Final answer:
To simplify the expression tan(π/2 - x)csc(x)/csc²x, we can use trigonometric identities to rewrite the expression in terms of sine and cosine. The simplified expression is cos(x) - sin(x).
Step-by-step explanation:
To simplify the expression tan(π/2 - x)csc(x)/csc²x, we can use trigonometric identities to rewrite the expression in terms of sine and cosine.
First, we know that csc(x) is equal to 1/sin(x). So the expression becomes:
tan(π/2 - x) * (1/sin(x))/(1/sin²(x))
Next, we can simplify the tan(π/2 - x) using the identity tan(a + b) = (tan(a) + tan(b))/(1 - tan(a)tan(b)). In this case, a = π/2 and b = -x. So:
tan(π/2 - x) = (tan(π/2) + tan(-x))/(1 - tan(π/2)tan(-x)) = (1 + tan(-x))/(1 - tan(-x))
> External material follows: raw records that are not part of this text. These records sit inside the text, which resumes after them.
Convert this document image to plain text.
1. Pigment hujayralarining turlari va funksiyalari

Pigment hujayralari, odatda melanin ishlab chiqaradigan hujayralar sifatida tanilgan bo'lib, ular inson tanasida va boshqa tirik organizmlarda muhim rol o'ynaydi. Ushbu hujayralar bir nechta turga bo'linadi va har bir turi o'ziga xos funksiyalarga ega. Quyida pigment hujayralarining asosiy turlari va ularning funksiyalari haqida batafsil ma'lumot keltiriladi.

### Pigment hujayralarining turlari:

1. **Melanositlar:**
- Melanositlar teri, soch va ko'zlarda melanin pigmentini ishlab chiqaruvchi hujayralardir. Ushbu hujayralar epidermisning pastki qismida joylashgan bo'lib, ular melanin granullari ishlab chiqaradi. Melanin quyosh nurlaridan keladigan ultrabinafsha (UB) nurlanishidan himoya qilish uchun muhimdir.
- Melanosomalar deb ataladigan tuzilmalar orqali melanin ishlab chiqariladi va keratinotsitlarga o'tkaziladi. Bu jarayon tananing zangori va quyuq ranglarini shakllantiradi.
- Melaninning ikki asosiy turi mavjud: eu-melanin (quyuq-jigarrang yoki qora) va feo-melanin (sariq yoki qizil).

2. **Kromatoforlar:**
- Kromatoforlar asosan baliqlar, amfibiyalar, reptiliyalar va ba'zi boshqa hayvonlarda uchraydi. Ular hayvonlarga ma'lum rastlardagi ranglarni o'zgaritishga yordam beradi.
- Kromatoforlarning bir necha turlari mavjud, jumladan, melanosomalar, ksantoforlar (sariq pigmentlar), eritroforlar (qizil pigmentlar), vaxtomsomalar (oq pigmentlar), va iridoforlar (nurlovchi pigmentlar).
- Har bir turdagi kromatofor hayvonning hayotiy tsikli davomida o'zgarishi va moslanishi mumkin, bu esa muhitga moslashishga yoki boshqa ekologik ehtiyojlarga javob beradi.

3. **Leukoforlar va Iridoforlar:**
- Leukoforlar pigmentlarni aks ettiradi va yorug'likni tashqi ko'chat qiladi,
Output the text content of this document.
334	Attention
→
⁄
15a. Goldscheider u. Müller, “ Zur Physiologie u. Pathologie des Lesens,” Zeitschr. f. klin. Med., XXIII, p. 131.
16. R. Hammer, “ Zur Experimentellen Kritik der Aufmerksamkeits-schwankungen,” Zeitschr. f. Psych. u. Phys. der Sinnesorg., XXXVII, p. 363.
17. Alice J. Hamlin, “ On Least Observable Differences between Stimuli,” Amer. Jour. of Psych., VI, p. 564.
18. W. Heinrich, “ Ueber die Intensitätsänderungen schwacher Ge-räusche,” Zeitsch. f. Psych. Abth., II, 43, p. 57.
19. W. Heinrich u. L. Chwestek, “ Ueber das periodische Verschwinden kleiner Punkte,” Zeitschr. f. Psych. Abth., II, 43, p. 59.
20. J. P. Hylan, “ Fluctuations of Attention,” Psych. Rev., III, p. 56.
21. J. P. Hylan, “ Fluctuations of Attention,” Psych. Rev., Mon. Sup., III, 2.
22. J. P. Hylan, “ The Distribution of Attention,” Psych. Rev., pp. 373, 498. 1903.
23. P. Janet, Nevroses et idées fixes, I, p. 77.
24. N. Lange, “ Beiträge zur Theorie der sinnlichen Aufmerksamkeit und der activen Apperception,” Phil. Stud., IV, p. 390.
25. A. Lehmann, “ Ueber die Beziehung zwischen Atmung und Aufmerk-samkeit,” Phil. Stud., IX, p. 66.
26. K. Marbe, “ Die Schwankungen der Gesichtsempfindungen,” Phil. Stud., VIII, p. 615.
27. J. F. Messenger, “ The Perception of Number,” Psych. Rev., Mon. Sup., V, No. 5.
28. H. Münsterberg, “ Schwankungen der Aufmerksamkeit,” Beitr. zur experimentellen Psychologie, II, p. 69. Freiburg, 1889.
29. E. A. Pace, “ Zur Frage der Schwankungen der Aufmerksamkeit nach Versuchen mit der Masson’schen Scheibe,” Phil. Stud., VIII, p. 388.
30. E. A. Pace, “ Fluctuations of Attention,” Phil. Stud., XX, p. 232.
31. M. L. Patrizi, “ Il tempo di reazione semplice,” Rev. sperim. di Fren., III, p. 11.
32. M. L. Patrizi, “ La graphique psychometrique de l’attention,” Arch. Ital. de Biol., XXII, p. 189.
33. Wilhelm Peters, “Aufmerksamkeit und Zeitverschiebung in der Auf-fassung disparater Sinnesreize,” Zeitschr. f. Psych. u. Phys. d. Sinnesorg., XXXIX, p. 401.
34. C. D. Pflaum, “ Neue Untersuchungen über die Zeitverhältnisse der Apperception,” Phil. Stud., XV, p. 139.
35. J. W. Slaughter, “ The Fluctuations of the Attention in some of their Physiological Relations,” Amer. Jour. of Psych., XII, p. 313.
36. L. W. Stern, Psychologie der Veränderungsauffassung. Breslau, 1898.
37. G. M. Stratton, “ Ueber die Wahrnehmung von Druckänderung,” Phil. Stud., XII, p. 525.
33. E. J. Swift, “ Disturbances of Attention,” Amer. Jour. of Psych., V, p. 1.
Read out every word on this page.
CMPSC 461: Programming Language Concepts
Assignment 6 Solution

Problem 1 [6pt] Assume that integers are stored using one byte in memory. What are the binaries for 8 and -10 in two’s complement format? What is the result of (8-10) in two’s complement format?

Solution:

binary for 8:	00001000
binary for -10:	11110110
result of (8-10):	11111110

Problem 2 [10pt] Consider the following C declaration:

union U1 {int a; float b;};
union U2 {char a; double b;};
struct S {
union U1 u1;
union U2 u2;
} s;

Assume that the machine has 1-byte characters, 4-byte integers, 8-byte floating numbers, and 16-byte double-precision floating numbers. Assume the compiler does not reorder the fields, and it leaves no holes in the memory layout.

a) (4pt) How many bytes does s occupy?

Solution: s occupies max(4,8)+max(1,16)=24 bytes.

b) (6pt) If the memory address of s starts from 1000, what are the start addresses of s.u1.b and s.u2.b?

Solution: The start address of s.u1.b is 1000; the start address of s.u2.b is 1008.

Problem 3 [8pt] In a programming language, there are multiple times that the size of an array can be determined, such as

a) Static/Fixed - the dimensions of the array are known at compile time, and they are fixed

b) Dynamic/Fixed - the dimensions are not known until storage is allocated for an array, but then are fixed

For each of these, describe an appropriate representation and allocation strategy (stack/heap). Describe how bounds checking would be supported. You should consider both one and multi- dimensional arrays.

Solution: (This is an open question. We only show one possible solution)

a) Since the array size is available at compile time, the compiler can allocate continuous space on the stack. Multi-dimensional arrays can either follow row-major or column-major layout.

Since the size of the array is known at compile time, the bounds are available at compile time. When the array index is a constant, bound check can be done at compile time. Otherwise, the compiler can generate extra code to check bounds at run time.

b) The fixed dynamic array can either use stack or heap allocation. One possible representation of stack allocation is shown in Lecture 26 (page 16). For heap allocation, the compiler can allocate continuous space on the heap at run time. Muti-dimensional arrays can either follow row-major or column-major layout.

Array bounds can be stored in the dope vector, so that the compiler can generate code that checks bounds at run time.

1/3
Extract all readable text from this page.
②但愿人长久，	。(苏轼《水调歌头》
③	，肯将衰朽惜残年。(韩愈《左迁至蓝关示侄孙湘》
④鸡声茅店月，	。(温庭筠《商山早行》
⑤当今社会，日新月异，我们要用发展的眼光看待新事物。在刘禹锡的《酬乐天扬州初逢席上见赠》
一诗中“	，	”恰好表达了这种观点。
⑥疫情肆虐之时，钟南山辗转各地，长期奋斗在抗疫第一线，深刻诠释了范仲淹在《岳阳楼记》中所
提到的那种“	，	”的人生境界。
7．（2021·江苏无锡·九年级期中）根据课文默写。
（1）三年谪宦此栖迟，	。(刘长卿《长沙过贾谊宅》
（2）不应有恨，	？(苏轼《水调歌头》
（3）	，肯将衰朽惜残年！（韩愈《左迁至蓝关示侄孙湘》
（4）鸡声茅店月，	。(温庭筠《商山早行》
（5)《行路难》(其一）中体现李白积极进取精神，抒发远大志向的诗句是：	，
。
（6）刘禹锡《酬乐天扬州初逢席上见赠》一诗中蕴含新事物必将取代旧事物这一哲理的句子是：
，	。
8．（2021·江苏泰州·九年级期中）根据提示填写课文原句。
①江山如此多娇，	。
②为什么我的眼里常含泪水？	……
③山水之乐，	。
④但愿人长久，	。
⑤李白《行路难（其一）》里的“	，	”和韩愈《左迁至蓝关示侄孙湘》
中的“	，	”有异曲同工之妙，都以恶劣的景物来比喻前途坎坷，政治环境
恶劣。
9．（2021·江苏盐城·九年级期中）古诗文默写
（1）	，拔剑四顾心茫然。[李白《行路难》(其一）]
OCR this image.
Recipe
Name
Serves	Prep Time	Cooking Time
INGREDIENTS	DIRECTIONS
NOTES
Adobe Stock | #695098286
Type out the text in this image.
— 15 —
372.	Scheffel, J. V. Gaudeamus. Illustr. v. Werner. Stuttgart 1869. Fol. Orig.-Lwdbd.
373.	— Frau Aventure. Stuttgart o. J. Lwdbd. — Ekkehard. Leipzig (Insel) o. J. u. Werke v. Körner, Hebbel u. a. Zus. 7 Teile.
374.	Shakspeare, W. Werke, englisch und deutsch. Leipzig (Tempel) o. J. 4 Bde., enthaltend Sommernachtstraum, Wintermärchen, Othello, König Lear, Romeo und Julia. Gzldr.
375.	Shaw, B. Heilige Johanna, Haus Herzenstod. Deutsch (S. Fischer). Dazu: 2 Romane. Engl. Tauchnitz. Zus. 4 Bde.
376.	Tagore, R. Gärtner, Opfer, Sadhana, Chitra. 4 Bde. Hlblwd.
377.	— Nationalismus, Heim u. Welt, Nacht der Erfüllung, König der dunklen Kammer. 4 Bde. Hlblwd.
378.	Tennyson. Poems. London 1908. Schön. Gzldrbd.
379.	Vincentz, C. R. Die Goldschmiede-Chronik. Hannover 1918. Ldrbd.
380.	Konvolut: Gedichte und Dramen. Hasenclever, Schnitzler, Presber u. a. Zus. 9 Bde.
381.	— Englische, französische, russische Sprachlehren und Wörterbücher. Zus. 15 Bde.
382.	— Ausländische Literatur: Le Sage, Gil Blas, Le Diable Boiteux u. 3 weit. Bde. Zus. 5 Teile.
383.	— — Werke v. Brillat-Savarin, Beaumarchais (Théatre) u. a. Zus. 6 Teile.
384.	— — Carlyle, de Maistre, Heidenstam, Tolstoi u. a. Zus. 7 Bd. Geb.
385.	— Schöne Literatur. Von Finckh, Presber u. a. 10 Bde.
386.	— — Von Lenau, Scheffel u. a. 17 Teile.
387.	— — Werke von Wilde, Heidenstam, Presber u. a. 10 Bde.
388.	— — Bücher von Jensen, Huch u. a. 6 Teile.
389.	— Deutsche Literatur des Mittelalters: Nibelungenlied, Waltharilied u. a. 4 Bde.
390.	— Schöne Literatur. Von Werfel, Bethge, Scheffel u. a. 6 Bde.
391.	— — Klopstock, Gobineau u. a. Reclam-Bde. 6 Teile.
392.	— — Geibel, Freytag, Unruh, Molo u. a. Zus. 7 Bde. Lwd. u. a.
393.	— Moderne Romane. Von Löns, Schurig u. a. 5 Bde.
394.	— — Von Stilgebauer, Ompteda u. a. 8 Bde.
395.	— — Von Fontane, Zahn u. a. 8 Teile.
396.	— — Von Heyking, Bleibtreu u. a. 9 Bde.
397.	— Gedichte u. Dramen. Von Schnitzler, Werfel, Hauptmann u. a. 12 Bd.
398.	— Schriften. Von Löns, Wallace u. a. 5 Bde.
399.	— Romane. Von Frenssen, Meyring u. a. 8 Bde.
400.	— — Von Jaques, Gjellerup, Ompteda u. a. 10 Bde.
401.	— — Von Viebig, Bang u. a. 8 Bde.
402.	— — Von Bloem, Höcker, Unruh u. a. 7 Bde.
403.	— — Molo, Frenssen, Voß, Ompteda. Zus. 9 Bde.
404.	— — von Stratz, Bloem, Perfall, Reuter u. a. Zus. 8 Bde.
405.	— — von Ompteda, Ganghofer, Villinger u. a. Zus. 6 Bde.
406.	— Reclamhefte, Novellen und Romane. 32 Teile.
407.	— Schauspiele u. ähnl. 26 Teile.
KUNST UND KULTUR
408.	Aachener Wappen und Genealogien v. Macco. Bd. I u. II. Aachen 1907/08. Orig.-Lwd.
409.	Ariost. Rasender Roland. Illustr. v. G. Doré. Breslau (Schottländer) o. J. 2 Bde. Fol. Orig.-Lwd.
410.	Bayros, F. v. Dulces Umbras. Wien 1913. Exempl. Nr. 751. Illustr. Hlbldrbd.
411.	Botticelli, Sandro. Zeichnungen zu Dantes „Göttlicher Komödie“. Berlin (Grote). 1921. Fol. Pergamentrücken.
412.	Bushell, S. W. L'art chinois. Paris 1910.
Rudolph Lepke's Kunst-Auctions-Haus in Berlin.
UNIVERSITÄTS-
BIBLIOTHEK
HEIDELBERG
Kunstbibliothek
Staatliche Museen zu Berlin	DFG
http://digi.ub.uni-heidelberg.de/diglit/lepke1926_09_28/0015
Now, substituting this back into the expression, we get:
(1 + tan(-x))/(1 - tan(-x)) * (1/sin(x))/(1/sin²(x))
Using the identity tan(-x) = -tan(x), we can further simplify:
(1 - tan(x))/(1 + tan(x)) * sin²(x)
Finally, we can use the identity sin²(x) = 1 - cos²(x) to rewrite the expression as:
(1 - tan(x))/(1 + tan(x)) * (1 - cos²(x))
Expanding the numerator and denominator, we get:
[1 - tan(x)][1 - cos²(x)]/(1 + tan(x))
Simplifying further:
[1 - tan(x)][sin²(x)]/[(1 + tan(x))(cos²(x))]
Finally, using the identity sin²(x) = 1 - cos²(x), the expression can be simplified to:
[1 - tan(x)]/(1 + tan(x))
This can be rewritten as [1 - sin(x)/cos(x)]/(1 + sin(x)/cos(x)). Multiplying the numerator and denominator by cos(x), we get (cos(x) - sin(x))/cos(x)cos(x) = (cos(x) - sin(x))/cos²(x) = cos(x)/cos²(x) - sin(x)/cos²(x) = cos(x) - sin(x).